Puzzle solving autonomy for yards

Diving deeper into

Scott Sanders, Chief Growth Officer at Forterra, on autonomy for every vehicle

Interview
you're going to have to solve puzzles, not pattern match
Analyzed 8 sources

This reveals that Forterra is betting ground autonomy will be won by systems that can reason through one off physical situations, not just replay moves seen in training data. In a yard or railhead, trailers, containers, people, and blocked paths change every day, often with weak connectivity and poor GPS. That makes autonomy look less like consumer self driving and more like defense robotics, where the software has to keep working when the map is wrong and the scene is messy.

  • Forterra chose terminal tractors because the economics are tighter and the deployment problem is simpler.
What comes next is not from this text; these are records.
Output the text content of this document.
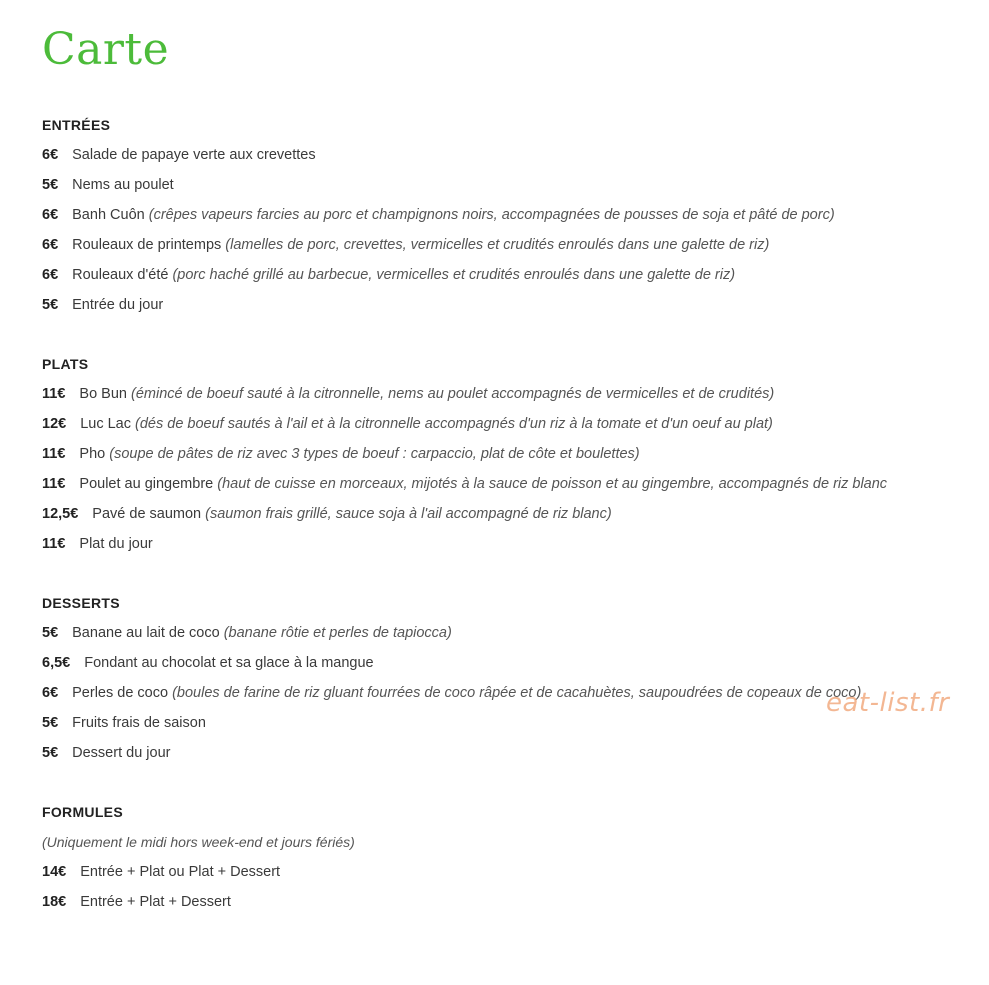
Carte
ENTRÉES
6€ Salade de papaye verte aux crevettes
5€ Nems au poulet
6€ Banh Cuôn (crêpes vapeurs farcies au porc et champignons noirs, accompagnées de pousses de soja et pâté de porc)
6€ Rouleaux de printemps (lamelles de porc, crevettes, vermicelles et crudités enroulés dans une galette de riz)
6€ Rouleaux d'été (porc haché grillé au barbecue, vermicelles et crudités enroulés dans une galette de riz)
5€ Entrée du jour
PLATS
11€ Bo Bun (émincé de boeuf sauté à la citronnelle, nems au poulet accompagnés de vermicelles et de crudités)
12€ Luc Lac (dés de boeuf sautés à l'ail et à la citronnelle accompagnés d'un riz à la tomate et d'un oeuf au plat)
11€ Pho (soupe de pâtes de riz avec 3 types de boeuf : carpaccio, plat de côte et boulettes)
11€ Poulet au gingembre (haut de cuisse en morceaux, mijotés à la sauce de poisson et au gingembre, accompagnés de riz blanc
12,5€ Pavé de saumon (saumon frais grillé, sauce soja à l'ail accompagné de riz blanc)
11€ Plat du jour
DESSERTS
5€ Banane au lait de coco (banane rôtie et perles de tapiocca)
6,5€ Fondant au chocolat et sa glace à la mangue
6€ Perles de coco (boules de farine de riz gluant fourrées de coco râpée et de cacahuètes, saupoudrées de copeaux de coco)
5€ Fruits frais de saison
5€ Dessert du jour
FORMULES
(Uniquement le midi hors week-end et jours fériés)
14€ Entrée + Plat ou Plat + Dessert
18€ Entrée + Plat + Dessert
eat-list.fr
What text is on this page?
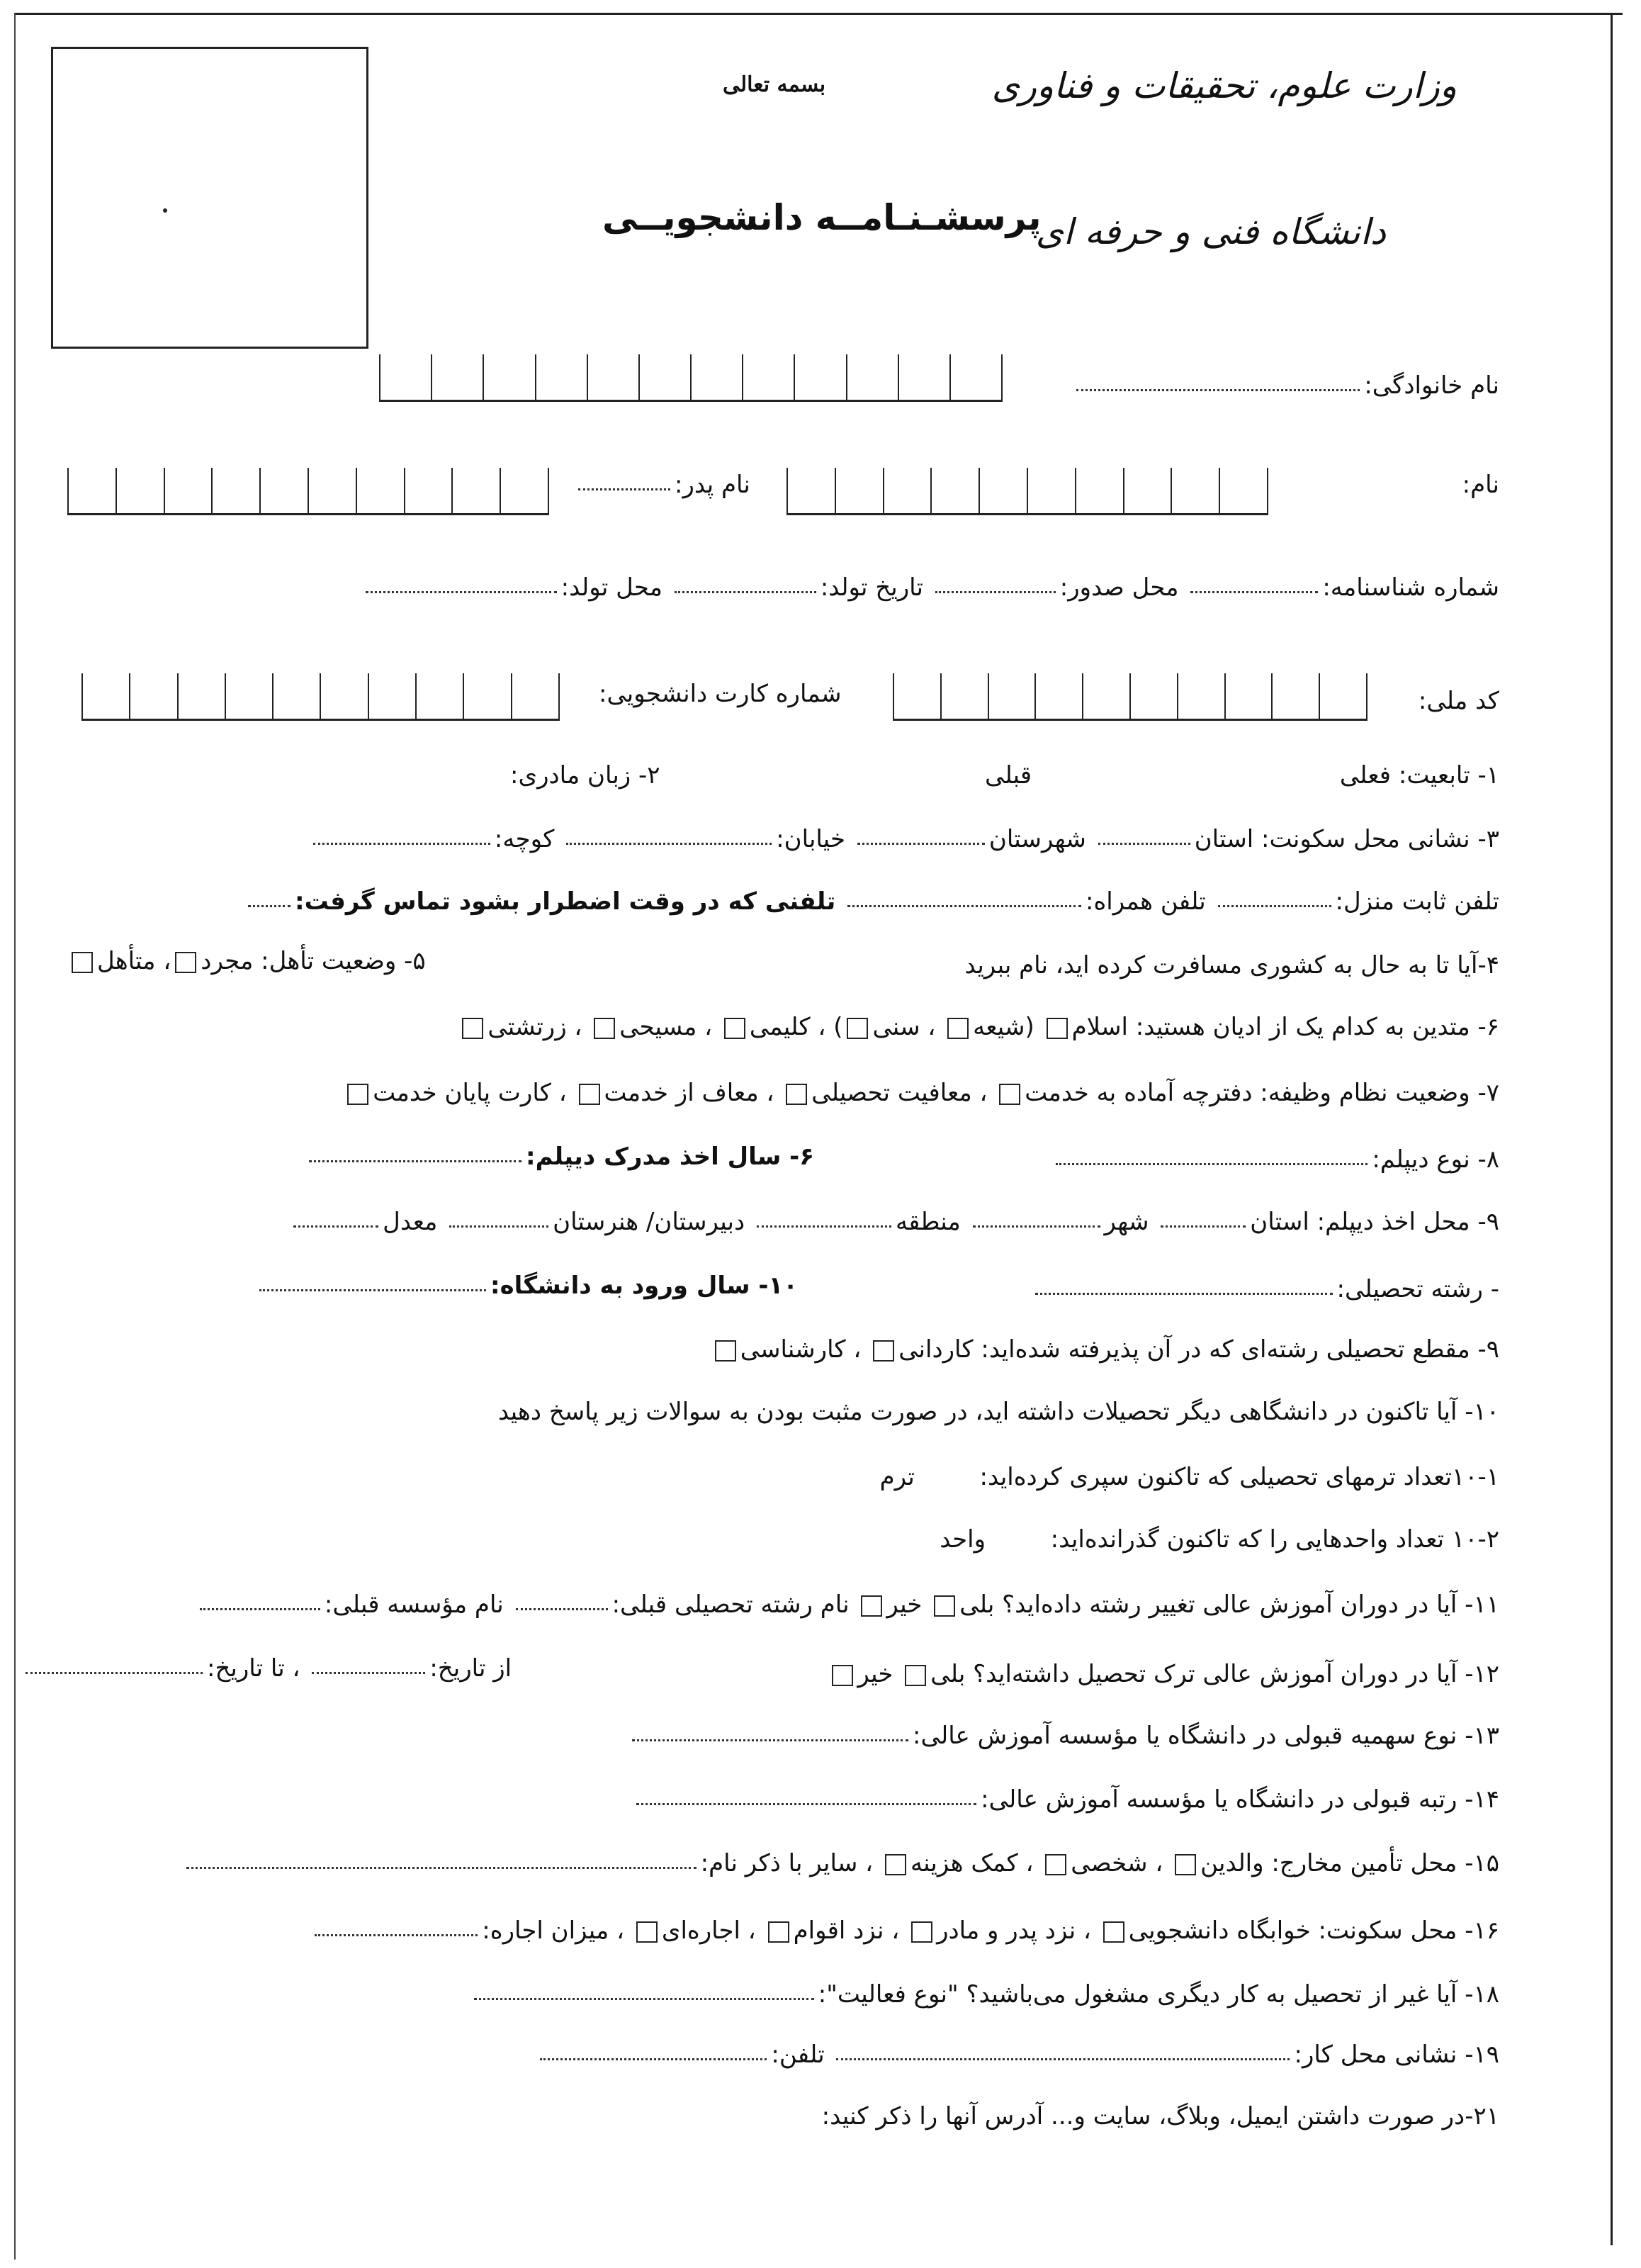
بسمه تعالی	وزارت علوم، تحقیقات و فناوری
پرسشـنـامــه دانشجویــی
دانشگاه فنی و حرفه ای
نام خانوادگی:
نام:
نام پدر:
شماره شناسنامه: محل صدور: تاریخ تولد: محل تولد:
کد ملی:
شماره کارت دانشجویی:
۱- تابعیت: فعلی
قبلی
۲- زبان مادری:
۳- نشانی محل سکونت: استان شهرستان خیابان: کوچه:
تلفن ثابت منزل: تلفن همراه: تلفنی که در وقت اضطرار بشود تماس گرفت:
۴-آیا تا به حال به کشوری مسافرت کرده اید، نام ببرید
۵- وضعیت تأهل: مجرد، متأهل
۶- متدین به کدام یک از ادیان هستید: اسلام (شیعه ، سنی) ، کلیمی ، مسیحی ، زرتشتی
۷- وضعیت نظام وظیفه: دفترچه آماده به خدمت ، معافیت تحصیلی ، معاف از خدمت ، کارت پایان خدمت
۸- نوع دیپلم:
۶- سال اخذ مدرک دیپلم:
۹- محل اخذ دیپلم: استان شهر منطقه دبیرستان/ هنرستان معدل
- رشته تحصیلی:
۱۰- سال ورود به دانشگاه:
۹- مقطع تحصیلی رشته‌ای که در آن پذیرفته شده‌اید: کاردانی ، کارشناسی
۱۰- آیا تاکنون در دانشگاهی دیگر تحصیلات داشته اید، در صورت مثبت بودن به سوالات زیر پاسخ دهید
۱۰-۱تعداد ترمهای تحصیلی که تاکنون سپری کرده‌اید:  ترم
۱۰-۲ تعداد واحدهایی را که تاکنون گذرانده‌اید:  واحد
۱۱- آیا در دوران آموزش عالی تغییر رشته داده‌اید؟ بلی خیر نام رشته تحصیلی قبلی: نام مؤسسه قبلی:
۱۲- آیا در دوران آموزش عالی ترک تحصیل داشته‌اید؟ بلی خیر
از تاریخ: ، تا تاریخ:
۱۳- نوع سهمیه قبولی در دانشگاه یا مؤسسه آموزش عالی:
۱۴- رتبه قبولی در دانشگاه یا مؤسسه آموزش عالی:
۱۵- محل تأمین مخارج: والدین ، شخصی ، کمک هزینه ، سایر با ذکر نام:
۱۶- محل سکونت: خوابگاه دانشجویی ، نزد پدر و مادر ، نزد اقوام ، اجاره‌ای ، میزان اجاره:
۱۸- آیا غیر از تحصیل به کار دیگری مشغول می‌باشید؟ "نوع فعالیت":
۱۹- نشانی محل کار: تلفن:
۲۱-در صورت داشتن ایمیل، وبلاگ، سایت و... آدرس آنها را ذکر کنید:
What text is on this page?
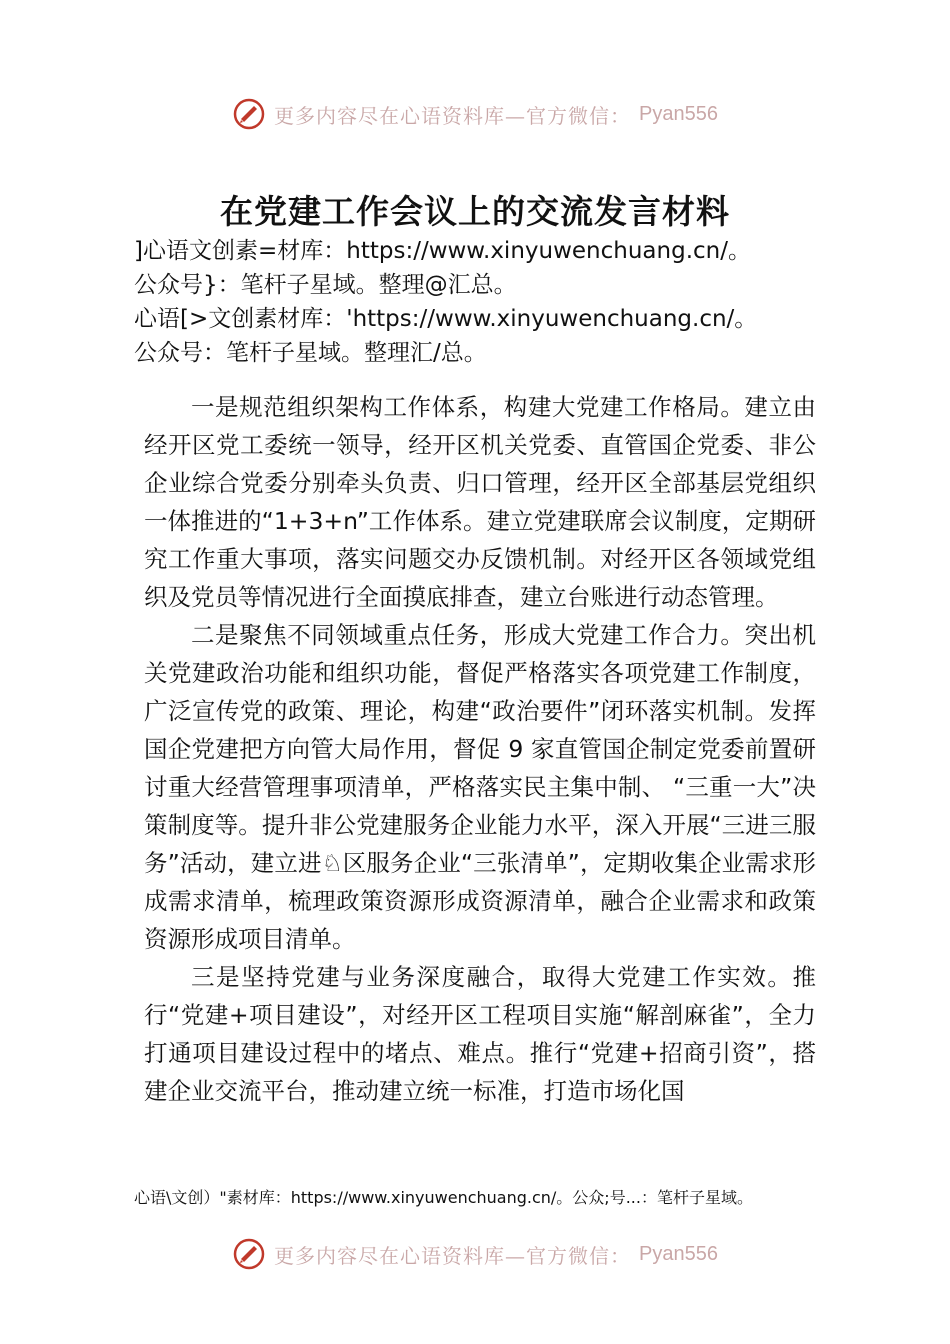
更多内容尽在心语资料库—官方微信： Pyan556
在党建工作会议上的交流发言材料
]心语文创素=材库：https://www.xinyuwenchuang.cn/。
公众号}：笔杆子星域。整理@汇总。
心语[>文创素材库：'https://www.xinyuwenchuang.cn/。
公众号：笔杆子星域。整理汇/总。

一是规范组织架构工作体系，构建大党建工作格局。建立由经开区党工委统一领导，经开区机关党委、直管国企党委、非公企业综合党委分别牵头负责、归口管理，经开区全部基层党组织一体推进的“1+3+n”工作体系。建立党建联席会议制度，定期研究工作重大事项，落实问题交办反馈机制。对经开区各领域党组织及党员等情况进行全面摸底排查，建立台账进行动态管理。

二是聚焦不同领域重点任务，形成大党建工作合力。突出机关党建政治功能和组织功能，督促严格落实各项党建工作制度，广泛宣传党的政策、理论，构建“政治要件”闭环落实机制。发挥国企党建把方向管大局作用，督促 9 家直管国企制定党委前置研讨重大经营管理事项清单，严格落实民主集中制、 “三重一大”决策制度等。提升非公党建服务企业能力水平，深入开展“三进三服务”活动，建立进♘区服务企业“三张清单”，定期收集企业需求形成需求清单，梳理政策资源形成资源清单，融合企业需求和政策资源形成项目清单。

三是坚持党建与业务深度融合，取得大党建工作实效。推行“党建+项目建设”，对经开区工程项目实施“解剖麻雀”，全力打通项目建设过程中的堵点、难点。推行“党建+招商引资”，搭建企业交流平台，推动建立统一标准，打造市场化国

心语\文创）"素材库：https://www.xinyuwenchuang.cn/。公众;号...：笔杆子星域。
更多内容尽在心语资料库—官方微信： Pyan556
Large yards cluster many vehicles in one place, so a company can supervise early rollouts with fewer people, integrate once with a dominant OEM, and spread the autonomy stack across many vehicles at the same site.
  • The product is not just a driverless truck. Kalmar supplies the factory vehicle and yard automation hooks, while Forterra supplies AutoDrive, the onboard system that senses obstacles, plans paths, and keeps operating in mixed traffic and all weather. That is a concrete example of puzzle solving embedded in an industrial workflow.
  • This same design logic shows up in defense. Forterra describes a distributed system that cannot depend on a central brain or perfect communications, and Anduril is pushing a similar integrated software plus hardware model for robotic combat vehicles. The common requirement is autonomy that keeps functioning when infrastructure is limited and conditions keep changing.

The next step is more autonomy in places that look like yards before it reaches open roads at scale. As compute and sensor costs keep falling, the winning companies are likely to be the ones that turn rugged, factory integrated autonomy into a repeatable product for ports, depots, and military logistics, then expand outward from those controlled but constantly changing environments.